Wednesday, March 28, 2018

How PolitiFact Fights Its Reputation for Anti-conservative Bias

This week we ran across a new paper with an intriguing title: Everyone Hates the Referee:How Fact-Checkers Mitigate a Public Perception of Bias.

The paper, by Allison Colburn, pretty much concludes that fact checkers do not know how to fight their reputation for bias. Aside from that, it lets the fact checkers describe what they do to try to seem fair and impartial.

The paper mentions PolitiFact Bias, and we'll post more about that later. We place our focus for this post on Colburn's October 2017 interview of PolitiFact Editor Angie Drobnic Holan. Colburn asks Holan directly about PolitiFact Bias (Colburn's words in bold, following the format from her paper):
I'm just kind of curious, there's the site, PolitiFactBias.com. What are what are your thoughts on that site?

That seems to be one guy who's been around for a long time, and his complaints just  seem to be that we don't have good, that we don't give enough good ratings, positive ratings to conservatives. And then he just kind of looks for whatever evidence he can find to support that point.

Do you guys ever read his stuff? Does it ever worry you?

He's been making the same complaint for so long that it has tended to become background noise, to be honest. I find him just very singularly focused in his complaints, and he very seldom brings up anything that I learn from.

But he's very, you know, I give him credit for sticking in there. I mean he used to give us, like when he first started he would give us grades for our reporting and our editing. So it would be like grades for this report: Reporter Angie Holan, editor Bill Adair. And like we could never do better than like a D-minus. So it's just like whatever. What I find is it's hard for me to take critics seriously when they never say we do anything right. Sometimes we can do things right, and you'll never see it on that site.
We could probably mine material from these answers for weeks. One visit to our About/FAQ page would prove enough to treat the bulk of Holan's misstatements. Aside from the FAQ, Jeff's tweet of Rodney Dangerfield's mug is the perfect response to Holan's suggestion that PolitiFact Bias is "one guy."

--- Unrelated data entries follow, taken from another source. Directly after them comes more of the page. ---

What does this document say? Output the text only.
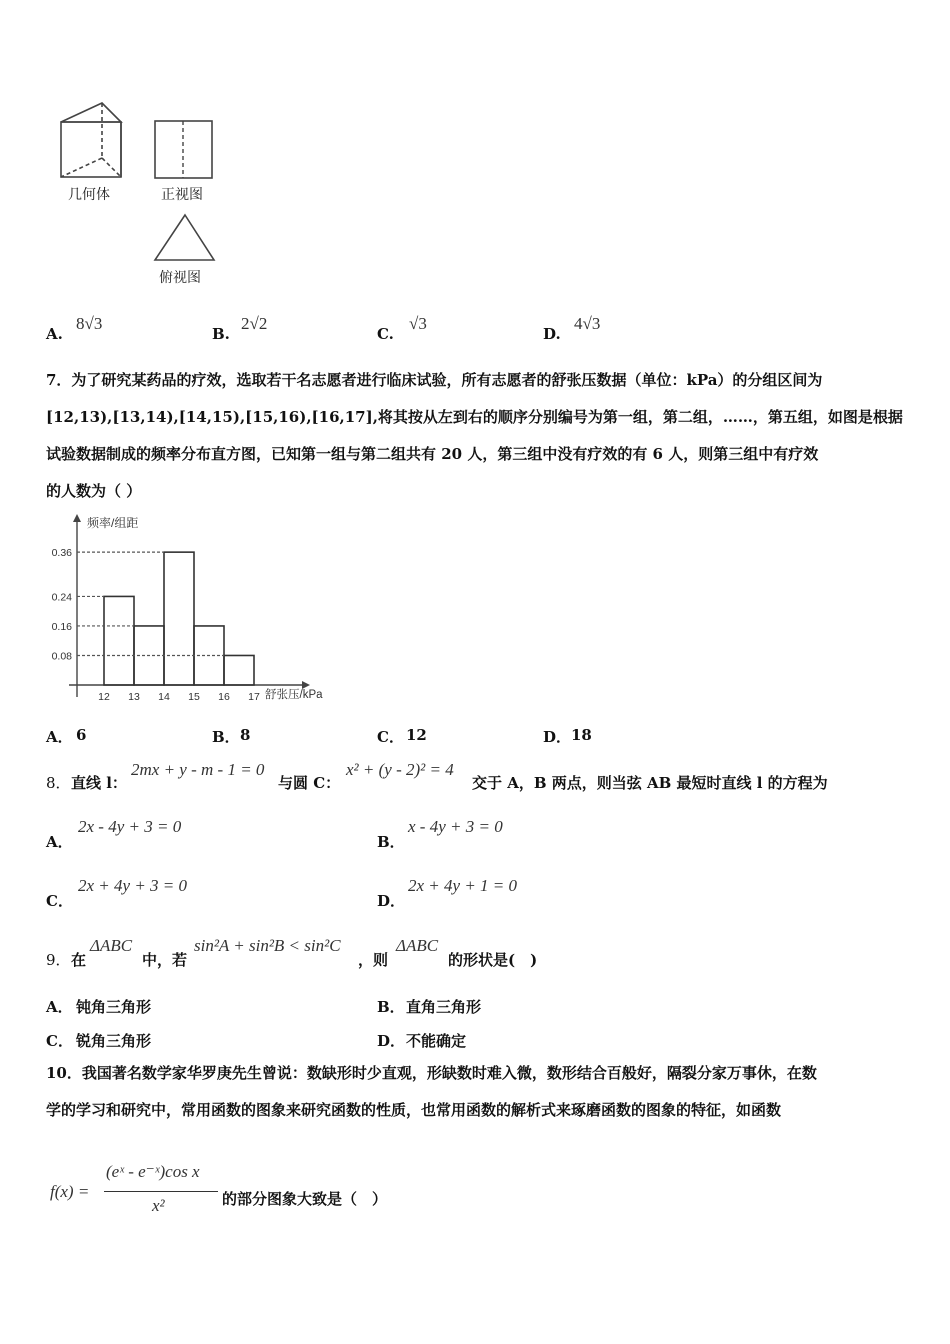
几何体	正视图
俯视图
A.
8√3
B.
2√2
C.
√3
D.
4√3
7．为了研究某药品的疗效，选取若干名志愿者进行临床试验，所有志愿者的舒张压数据（单位：kPa）的分组区间为
[12,13),[13,14),[14,15),[15,16),[16,17],将其按从左到右的顺序分别编号为第一组，第二组，……，第五组，如图是根据
试验数据制成的频率分布直方图，已知第一组与第二组共有 20 人，第三组中没有疗效的有 6 人，则第三组中有疗效
的人数为（ ）
频率/组距
舒张压/kPa
0.36
0.24
0.16
0.08
12 13 14 15 16 17
A． 6	B． 8	C． 12	D． 18
8． 直线 l：
2mx + y - m - 1 = 0
与圆 C：
x² + (y - 2)² = 4
交于 A，B 两点，则当弦 AB 最短时直线 l 的方程为
A．
2x - 4y + 3 = 0
B．
x - 4y + 3 = 0
C．
2x + 4y + 3 = 0
D．
2x + 4y + 1 = 0
9． 在
ΔABC
中，若
sin²A + sin²B < sin²C
，则
ΔABC
的形状是(　)
A． 钝角三角形	B． 直角三角形
C． 锐角三角形	D． 不能确定
10．我国著名数学家华罗庚先生曾说：数缺形时少直观，形缺数时难入微，数形结合百般好，隔裂分家万事休，在数
学的学习和研究中，常用函数的图象来研究函数的性质，也常用函数的解析式来琢磨函数的图象的特征，如函数
f(x) =
(eˣ - e⁻ˣ)cos x
x²	的部分图象大致是（　）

The Holan interview does deliver some on the promise of Colburn's paper. It shows how Holan tries to marginalize PolitiFact's critics.

I summed up one prong of PolitiFact's strategy in a post from Jan 30, 2018:
Ever notice how PolitiFact likes to paint its critics as folks who carp about whether the (subjective) Truth-O-Meter rating was correct?
In that post, I reported on how Holan bemoaned the fact that PolitiFact critics do not offer factual criticisms of its fact checks, preferring instead to quibble over its subjective ratings.
If they're not dealing with the evidence, my response is like, ‘Well you can say that we're biased all you want, but tell me where the fact-check is wrong. Tell me what evidence we got wrong. Tell me where our logic went wrong. Because I think that's a useful conversation to have about the actual report itself.
Holan says my (our) criticism amounts to a call for more positive ratings for conservatives. So we're just carping about the ratings, right? Holan's summation does a tremendous disservice to our painstaking and abundant research pointing out PolitiFact's errors (for example).

In the Colburn interview Holan also says she has trouble taking criticism seriously when the critic doesn't write articles complimenting what PolitiFact does correctly.

We suppose it must suck to find one's self the victim of selection bias. We suppose Holan must have a tough time taking FactCheck.org seriously, given its policy against publishing fact checks showing a politician spoke the truth without misleading.

The hypocrisy from these people is just too much.

Exit question: Did Holan just not know what she was talking about, or was she simply lying?



Afters

For what it's worth, we sometimes praise PolitiFact for doing something right.



Correction March 31, 2018: We erred by neglecting to include the URL linking to Colburn's paper. We apologize to Allison Colburn and our readers for the oversight.